10 years back, Linus _was_ "that guy". And it worked, extremely effectively, if you measure success by the ability to stamp on someone else's technical contribution by ridiculing them in public instead of making a convincing technical defense of his position in the discussion.
Well... the maintainer also shouldn't blow their stack
You can certainly imagine ways an authority figure could have defused a situation of a maintainer blowing their stack, but your framing kinda absolves the maintainer of any accountability for their actions.
A team member who needs a lot of defusing is doing something wrong, and needs to learn how to defuse themselves.
Someone will have to take over Linus' role. There's no way that kernel development can work without a person in charge, at least not in anyway that is remotely similar to today.
FreeBSD? But there is nothing fundamentally different in open-source project management between a kernel and any other large open-source project. The linux code base is the largest, but not by a large margin. Chrome, GCC, OpenOffice, Android (excluding the linux part obvs.), and the various BSDs are all comparable in scope, complexity, lines of code, and number of contributors. Only linux is (in)famous for having a toxic and unproductive culture.
I assume we're only comparing to operating systems, as I would say that e.g. Chrome as an open-source project is just as impactful if not more so. But generally speaking the Linux support experience is decidedly worse than *BSD or any proprietary OS. It is much harder to get patches upstreamed, and many hardware have errata that never get fixed. (If you haven't experienced this, it might be because companies like canonical and red hat maintain their own patches to support their customers.)
Linus, as someone far removed from LKML, seems like he hates external visibility of what he wants to be effectively "internal" discussion more than anything else.
Not in the sense of "he wants the mailing lists private", but in the sense that "he doesn't want public complaint about private discussions", which feels like an evolution of "technical merit should win", as a position.
It just ("just") sounds like he's out of alignment with the kernel development process.
That shouldn't be too surprising - I mean, its an old project with a whole lot of technical baggage. Projects tend to slow down over time. And that is legitimately really frustrating when you want to shake things up or push for change. I would be rubbish as a linux kernel developer. I have the wrong temperament for it.
There's a reason why some tech companies interview for both technical skill and culture fit. Sounds like he's got the technical chops, but he's not a good fit for linux.
And when you're in a situation like that, your choices are essentially Voice or Exit. Voice is to do what he's tried to do - kick up a fuss about the problems to try and get them fixed. Thats a skill on its own - and it sounds like he's not been super effective at that. The other option is Exit. Which of course - sensibly, he's now done.
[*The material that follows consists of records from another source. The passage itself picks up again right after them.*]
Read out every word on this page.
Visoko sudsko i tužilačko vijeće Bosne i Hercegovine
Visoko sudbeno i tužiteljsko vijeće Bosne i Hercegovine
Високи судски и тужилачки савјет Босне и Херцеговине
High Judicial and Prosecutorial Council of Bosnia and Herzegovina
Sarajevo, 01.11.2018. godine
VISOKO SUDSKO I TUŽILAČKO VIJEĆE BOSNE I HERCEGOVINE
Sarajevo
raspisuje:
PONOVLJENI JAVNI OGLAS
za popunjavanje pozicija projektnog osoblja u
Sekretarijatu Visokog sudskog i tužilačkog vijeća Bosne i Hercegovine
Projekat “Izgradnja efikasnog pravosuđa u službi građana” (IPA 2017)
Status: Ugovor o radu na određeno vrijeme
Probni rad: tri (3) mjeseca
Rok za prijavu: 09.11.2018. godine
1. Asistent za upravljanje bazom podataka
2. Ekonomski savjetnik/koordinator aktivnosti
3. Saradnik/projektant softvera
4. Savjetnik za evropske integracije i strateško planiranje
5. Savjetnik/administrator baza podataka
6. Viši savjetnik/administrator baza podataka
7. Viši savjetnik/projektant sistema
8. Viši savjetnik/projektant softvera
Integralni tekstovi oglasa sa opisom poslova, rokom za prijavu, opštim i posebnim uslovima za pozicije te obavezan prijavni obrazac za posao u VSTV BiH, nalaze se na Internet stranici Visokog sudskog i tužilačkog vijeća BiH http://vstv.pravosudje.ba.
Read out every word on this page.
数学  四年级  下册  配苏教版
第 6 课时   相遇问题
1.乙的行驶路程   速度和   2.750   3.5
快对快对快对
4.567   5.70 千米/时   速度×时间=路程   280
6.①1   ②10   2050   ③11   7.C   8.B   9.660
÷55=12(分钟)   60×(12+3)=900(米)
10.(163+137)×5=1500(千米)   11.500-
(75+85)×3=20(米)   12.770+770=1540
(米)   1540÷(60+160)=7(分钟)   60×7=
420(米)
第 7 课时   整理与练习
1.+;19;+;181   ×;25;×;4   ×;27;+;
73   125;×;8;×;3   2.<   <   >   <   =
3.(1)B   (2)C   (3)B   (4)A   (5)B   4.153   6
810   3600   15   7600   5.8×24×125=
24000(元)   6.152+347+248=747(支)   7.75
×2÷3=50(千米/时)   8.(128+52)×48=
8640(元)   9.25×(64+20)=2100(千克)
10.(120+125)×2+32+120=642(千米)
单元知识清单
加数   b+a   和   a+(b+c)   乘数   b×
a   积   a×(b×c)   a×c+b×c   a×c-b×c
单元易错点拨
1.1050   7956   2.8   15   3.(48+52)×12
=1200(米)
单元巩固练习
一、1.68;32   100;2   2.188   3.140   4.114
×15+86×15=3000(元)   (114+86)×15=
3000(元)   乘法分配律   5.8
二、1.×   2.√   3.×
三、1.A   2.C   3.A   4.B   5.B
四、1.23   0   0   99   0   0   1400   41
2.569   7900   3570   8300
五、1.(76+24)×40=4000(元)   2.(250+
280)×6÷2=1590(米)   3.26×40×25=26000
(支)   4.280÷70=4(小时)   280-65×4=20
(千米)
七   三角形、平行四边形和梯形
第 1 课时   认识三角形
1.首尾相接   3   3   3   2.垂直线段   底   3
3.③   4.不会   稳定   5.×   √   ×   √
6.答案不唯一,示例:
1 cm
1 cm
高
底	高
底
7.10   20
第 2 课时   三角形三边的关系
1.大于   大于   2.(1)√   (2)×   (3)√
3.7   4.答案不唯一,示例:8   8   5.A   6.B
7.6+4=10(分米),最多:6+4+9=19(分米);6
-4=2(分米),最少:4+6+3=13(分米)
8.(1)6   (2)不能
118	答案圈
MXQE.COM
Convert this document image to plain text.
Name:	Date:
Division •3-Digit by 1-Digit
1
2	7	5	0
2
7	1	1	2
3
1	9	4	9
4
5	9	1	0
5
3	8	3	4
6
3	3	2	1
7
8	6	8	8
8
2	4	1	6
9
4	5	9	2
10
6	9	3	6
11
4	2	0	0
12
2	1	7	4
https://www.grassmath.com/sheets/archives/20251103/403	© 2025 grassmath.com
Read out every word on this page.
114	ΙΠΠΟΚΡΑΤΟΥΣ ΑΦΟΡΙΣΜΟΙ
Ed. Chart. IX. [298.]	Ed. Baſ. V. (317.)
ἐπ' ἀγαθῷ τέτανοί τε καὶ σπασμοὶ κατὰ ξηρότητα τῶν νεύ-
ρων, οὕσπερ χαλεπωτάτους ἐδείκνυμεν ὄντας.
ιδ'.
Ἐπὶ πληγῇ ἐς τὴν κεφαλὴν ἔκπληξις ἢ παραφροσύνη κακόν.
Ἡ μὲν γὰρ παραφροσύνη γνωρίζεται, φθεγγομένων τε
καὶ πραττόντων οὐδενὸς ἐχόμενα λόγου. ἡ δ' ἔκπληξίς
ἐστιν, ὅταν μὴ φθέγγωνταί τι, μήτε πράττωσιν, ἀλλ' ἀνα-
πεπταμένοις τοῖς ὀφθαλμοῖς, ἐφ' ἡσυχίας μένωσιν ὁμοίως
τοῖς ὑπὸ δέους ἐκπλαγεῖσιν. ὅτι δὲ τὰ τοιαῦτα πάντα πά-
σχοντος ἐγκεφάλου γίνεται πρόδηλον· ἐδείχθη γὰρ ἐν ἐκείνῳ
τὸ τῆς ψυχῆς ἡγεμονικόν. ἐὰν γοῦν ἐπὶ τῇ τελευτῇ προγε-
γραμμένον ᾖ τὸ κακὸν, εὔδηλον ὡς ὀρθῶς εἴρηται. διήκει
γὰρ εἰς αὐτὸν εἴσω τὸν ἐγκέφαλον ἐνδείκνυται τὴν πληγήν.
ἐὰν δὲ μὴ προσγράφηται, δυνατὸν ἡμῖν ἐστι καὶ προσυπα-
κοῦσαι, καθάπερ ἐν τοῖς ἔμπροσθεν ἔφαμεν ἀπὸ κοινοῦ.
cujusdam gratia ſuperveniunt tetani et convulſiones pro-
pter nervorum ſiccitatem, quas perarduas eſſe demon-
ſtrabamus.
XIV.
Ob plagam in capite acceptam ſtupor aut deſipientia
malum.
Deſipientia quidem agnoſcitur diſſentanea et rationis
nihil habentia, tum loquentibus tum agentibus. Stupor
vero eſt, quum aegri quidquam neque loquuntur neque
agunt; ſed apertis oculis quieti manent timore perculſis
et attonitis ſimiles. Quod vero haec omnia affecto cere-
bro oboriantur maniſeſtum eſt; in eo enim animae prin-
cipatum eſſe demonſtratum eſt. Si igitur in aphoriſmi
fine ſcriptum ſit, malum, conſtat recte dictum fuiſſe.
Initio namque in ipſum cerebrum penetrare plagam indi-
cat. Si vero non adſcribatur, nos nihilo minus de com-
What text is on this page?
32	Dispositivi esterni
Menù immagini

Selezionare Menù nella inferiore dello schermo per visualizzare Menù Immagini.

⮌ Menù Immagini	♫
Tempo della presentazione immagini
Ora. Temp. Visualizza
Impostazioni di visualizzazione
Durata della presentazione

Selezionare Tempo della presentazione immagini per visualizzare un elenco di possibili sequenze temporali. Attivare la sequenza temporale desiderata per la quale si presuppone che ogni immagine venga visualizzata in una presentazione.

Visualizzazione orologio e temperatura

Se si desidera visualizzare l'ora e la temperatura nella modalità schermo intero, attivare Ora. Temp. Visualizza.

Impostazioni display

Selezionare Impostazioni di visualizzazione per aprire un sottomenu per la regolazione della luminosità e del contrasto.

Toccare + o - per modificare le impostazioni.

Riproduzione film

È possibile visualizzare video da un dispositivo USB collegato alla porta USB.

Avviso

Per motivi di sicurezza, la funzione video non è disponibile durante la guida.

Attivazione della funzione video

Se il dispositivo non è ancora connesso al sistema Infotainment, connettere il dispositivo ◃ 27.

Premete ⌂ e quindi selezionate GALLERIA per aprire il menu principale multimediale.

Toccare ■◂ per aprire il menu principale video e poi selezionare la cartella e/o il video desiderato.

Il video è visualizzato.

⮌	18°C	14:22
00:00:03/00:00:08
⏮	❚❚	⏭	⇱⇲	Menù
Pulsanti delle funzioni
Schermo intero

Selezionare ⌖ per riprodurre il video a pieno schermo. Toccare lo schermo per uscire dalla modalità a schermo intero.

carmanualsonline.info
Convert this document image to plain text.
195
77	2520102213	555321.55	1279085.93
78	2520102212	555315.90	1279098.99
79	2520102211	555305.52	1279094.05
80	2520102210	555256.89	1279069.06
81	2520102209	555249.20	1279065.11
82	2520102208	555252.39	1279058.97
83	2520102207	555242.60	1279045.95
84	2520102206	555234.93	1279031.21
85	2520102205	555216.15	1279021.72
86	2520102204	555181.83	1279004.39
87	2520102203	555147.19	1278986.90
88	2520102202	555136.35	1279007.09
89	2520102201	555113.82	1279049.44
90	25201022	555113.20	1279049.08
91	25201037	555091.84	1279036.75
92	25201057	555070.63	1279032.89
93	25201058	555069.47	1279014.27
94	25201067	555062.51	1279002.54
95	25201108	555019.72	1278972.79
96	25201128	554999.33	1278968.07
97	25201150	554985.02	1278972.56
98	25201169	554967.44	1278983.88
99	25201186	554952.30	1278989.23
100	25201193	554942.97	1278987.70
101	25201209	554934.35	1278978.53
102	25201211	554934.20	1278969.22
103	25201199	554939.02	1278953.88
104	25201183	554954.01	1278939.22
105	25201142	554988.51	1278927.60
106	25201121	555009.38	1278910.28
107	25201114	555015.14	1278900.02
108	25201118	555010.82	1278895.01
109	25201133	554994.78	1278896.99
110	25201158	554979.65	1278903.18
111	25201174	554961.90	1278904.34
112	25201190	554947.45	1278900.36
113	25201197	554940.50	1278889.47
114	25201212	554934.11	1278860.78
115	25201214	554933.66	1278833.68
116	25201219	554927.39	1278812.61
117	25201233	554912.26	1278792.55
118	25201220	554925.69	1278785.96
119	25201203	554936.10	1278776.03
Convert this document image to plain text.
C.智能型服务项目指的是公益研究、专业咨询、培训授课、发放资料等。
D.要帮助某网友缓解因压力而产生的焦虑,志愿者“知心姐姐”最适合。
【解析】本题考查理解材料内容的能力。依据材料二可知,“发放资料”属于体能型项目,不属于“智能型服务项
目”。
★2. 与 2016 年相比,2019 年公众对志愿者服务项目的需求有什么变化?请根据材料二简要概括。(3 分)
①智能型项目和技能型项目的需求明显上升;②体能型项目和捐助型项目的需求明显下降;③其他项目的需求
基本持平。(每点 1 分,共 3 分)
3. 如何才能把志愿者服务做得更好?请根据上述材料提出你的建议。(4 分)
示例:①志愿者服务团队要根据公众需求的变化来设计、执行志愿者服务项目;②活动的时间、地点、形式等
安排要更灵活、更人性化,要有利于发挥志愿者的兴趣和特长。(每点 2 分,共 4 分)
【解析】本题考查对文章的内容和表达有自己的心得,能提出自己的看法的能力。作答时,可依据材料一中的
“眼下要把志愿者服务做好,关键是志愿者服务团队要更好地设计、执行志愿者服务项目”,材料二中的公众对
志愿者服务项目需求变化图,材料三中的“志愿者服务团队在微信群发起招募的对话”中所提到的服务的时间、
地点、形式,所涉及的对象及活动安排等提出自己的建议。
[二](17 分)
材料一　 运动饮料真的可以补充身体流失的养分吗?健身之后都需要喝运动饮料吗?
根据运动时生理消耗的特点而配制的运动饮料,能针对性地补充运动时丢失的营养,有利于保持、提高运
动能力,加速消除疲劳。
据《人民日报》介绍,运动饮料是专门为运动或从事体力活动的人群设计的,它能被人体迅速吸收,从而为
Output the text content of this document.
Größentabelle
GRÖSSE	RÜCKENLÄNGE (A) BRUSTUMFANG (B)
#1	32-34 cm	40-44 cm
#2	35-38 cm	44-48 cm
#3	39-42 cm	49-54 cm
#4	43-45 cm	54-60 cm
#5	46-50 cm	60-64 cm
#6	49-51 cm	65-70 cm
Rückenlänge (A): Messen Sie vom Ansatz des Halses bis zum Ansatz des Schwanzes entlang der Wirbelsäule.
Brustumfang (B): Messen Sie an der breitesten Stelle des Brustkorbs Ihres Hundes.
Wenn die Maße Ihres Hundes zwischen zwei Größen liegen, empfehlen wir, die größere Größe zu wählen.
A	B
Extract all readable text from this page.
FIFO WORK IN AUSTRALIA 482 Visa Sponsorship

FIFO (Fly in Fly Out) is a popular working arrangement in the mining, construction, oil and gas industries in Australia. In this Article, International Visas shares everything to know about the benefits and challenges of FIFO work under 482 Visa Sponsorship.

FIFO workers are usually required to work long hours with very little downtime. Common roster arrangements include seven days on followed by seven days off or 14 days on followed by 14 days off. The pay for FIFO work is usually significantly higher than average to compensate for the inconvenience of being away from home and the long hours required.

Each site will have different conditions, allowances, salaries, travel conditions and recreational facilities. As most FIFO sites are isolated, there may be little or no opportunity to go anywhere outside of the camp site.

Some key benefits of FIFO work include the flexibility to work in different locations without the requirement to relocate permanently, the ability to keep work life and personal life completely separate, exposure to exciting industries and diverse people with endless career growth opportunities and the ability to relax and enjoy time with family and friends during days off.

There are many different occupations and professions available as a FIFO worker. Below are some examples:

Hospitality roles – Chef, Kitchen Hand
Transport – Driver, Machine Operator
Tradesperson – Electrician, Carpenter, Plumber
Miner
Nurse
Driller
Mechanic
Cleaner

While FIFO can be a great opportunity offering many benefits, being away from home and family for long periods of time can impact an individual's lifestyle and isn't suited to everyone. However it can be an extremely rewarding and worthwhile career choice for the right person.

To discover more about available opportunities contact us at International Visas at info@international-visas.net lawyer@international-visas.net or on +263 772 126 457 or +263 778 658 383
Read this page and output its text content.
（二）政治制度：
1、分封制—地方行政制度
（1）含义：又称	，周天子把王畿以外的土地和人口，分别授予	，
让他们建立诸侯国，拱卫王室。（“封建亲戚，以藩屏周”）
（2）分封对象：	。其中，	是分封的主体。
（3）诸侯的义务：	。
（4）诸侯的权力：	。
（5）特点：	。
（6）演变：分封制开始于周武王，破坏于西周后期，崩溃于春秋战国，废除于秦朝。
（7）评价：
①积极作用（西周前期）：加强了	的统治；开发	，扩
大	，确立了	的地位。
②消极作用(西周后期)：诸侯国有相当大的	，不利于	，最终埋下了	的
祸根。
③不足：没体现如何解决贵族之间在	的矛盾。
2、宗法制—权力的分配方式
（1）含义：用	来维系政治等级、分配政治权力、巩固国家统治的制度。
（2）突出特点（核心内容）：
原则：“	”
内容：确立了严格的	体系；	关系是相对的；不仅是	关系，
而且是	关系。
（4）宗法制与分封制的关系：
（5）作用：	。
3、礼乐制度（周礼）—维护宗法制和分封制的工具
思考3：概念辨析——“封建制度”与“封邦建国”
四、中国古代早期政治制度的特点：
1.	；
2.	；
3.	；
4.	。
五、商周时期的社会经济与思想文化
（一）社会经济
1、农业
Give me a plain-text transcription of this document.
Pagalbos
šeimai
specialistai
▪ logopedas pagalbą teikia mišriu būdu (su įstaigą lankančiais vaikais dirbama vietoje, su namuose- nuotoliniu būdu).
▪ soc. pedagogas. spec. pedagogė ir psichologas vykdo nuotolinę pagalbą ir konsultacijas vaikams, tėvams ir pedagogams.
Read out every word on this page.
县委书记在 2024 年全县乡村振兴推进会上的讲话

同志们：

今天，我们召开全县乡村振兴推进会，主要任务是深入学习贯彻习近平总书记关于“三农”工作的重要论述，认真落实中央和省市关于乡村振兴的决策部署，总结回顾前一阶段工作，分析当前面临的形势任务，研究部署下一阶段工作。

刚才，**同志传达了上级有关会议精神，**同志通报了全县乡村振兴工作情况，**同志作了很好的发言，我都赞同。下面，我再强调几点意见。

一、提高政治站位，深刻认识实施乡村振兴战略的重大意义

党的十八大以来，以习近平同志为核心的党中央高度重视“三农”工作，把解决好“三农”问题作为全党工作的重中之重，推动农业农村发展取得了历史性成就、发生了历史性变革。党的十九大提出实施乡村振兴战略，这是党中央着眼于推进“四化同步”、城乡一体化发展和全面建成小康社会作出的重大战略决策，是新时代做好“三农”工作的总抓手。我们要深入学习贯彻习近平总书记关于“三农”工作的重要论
> he has gotta Stop Posting and keep those kinds of thoughts away from his keyboard.
Nah. Bottling this stuff up is a bad long term play. You end up getting bitter, cynical and resentful. I think we've all worked with people like that, and its miserable - both for the person and for their coworkers. I think its better to shoot your shot. Even if you miss - as he has here - you learn a lot about yourself and the world. And there's no shortage of interesting projects out there to work on. Pick something that matches your speed.
> some tech companies interview for both technical skill and culture fit. Sounds like he's got the technical chops, but he's not a good fit for linux.
You're right.
To fit with historical "linux culture" he needs to be much more aggressive and rude.
He needed to lead with something more inline with linux project leadership's examples, perhaps something like: Christoph " ... should be retroactively aborted. Who the f*ck does idiotic things like that? How did they noty die as babies, considering that they were likely too stupid to find a tit to suck on?"